Poi l’affondo: «Lontano dalla vista dei testimoni — accusa — gli agenti mi hanno picchiato, uno di loro ha premuto il ginocchio contro la mia testa. Sono stato poi portato su una macchina, ammanettato come un criminale, fino all’aeroporto, dove mi hanno chiuso in una stanza grigia per diverse ore».
La versione della polizia è diversa. È agli atti: Omeonga è stato denunciato per resistenza a pubblico ufficiale e lesioni. Secondo gli agenti della Polaria il centrocampista si è rifiutato per oltre 20 minuti di lasciare l’aereo, finché non è stato trascinato a terra per consentire al comandante di riprendere il viaggio verso Tel Aviv.
Nessuno l’avrebbe picchiato. Anzi, una volta arrivati negli uffici di polizia, il calciatore — racconta una fonte a Repubblica — «si è commosso e si è scusato ripetutamente con noi per il comportamento che ha tenuto». A sei giorni di distanza Omeonga ha consegnato ai social una versione opposta, che ora potrebbe costargli una querela per diffamazione da parte degli agenti che hanno gestito l’intervento a bordo dell’aereo.
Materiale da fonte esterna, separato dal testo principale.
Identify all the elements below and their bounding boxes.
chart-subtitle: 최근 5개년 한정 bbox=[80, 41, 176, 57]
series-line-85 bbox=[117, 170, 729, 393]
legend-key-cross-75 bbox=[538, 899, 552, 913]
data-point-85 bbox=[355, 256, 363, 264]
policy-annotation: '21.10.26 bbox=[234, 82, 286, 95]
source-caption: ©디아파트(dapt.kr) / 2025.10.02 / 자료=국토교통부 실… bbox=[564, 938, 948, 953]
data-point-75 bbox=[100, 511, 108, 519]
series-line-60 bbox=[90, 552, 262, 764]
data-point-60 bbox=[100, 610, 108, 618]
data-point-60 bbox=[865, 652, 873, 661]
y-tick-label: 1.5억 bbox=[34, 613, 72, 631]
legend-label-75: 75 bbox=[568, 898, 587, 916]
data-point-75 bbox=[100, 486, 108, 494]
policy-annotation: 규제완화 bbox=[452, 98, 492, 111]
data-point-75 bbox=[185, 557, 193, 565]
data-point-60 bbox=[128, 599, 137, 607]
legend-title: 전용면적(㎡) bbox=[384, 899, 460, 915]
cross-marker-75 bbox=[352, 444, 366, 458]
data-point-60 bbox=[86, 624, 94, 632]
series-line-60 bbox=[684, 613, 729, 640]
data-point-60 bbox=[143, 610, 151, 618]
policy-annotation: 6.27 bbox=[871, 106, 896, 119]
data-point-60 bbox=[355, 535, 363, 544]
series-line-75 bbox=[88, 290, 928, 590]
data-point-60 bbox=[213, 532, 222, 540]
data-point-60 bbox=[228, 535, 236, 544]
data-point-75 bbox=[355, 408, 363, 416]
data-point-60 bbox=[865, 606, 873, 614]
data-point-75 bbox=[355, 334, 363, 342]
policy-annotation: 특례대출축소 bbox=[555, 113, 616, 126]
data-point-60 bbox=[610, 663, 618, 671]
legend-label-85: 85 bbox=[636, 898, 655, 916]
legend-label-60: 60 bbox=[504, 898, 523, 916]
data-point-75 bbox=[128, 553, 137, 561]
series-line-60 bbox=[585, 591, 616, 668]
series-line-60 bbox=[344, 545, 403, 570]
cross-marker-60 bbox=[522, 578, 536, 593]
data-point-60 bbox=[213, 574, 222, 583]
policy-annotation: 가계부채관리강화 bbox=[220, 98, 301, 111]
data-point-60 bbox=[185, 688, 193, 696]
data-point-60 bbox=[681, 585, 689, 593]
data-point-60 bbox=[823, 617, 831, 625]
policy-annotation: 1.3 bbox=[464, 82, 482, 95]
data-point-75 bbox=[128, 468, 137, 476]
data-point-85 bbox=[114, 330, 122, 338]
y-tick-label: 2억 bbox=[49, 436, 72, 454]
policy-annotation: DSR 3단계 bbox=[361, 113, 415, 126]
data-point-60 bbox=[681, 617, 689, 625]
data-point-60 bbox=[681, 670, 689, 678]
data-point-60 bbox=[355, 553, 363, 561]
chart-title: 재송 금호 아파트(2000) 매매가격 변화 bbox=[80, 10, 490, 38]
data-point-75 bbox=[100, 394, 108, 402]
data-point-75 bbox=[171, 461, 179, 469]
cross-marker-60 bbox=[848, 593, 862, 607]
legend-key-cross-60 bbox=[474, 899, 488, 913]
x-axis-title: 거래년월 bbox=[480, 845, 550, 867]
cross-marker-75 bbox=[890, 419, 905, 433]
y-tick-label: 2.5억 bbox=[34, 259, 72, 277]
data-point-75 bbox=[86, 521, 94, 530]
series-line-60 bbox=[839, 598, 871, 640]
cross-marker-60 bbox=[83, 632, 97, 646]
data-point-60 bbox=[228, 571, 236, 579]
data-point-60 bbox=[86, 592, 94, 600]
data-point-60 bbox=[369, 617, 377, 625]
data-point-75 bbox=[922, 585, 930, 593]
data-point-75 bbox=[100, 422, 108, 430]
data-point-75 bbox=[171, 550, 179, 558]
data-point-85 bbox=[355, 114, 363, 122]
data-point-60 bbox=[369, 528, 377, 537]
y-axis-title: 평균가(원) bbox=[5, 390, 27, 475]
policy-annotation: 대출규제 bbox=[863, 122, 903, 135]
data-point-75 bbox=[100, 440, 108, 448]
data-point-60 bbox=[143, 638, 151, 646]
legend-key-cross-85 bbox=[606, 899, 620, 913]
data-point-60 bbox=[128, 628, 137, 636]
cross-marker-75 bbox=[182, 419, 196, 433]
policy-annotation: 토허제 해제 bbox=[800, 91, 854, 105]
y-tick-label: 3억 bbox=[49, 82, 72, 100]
Resta da capire perché sia stato bandito da Israele. Omeonga, terzo di cinque figli, nasce a Rocourt, in Belgio, da una famiglia congolese. Dopo le esperienze in Italia e al Livingston, in Scozia, due anni fa è approdato al Bnei Sakhnin, squadra formata da arabi e israeliani. Finché, a Natale, non è stato inserito nella black list.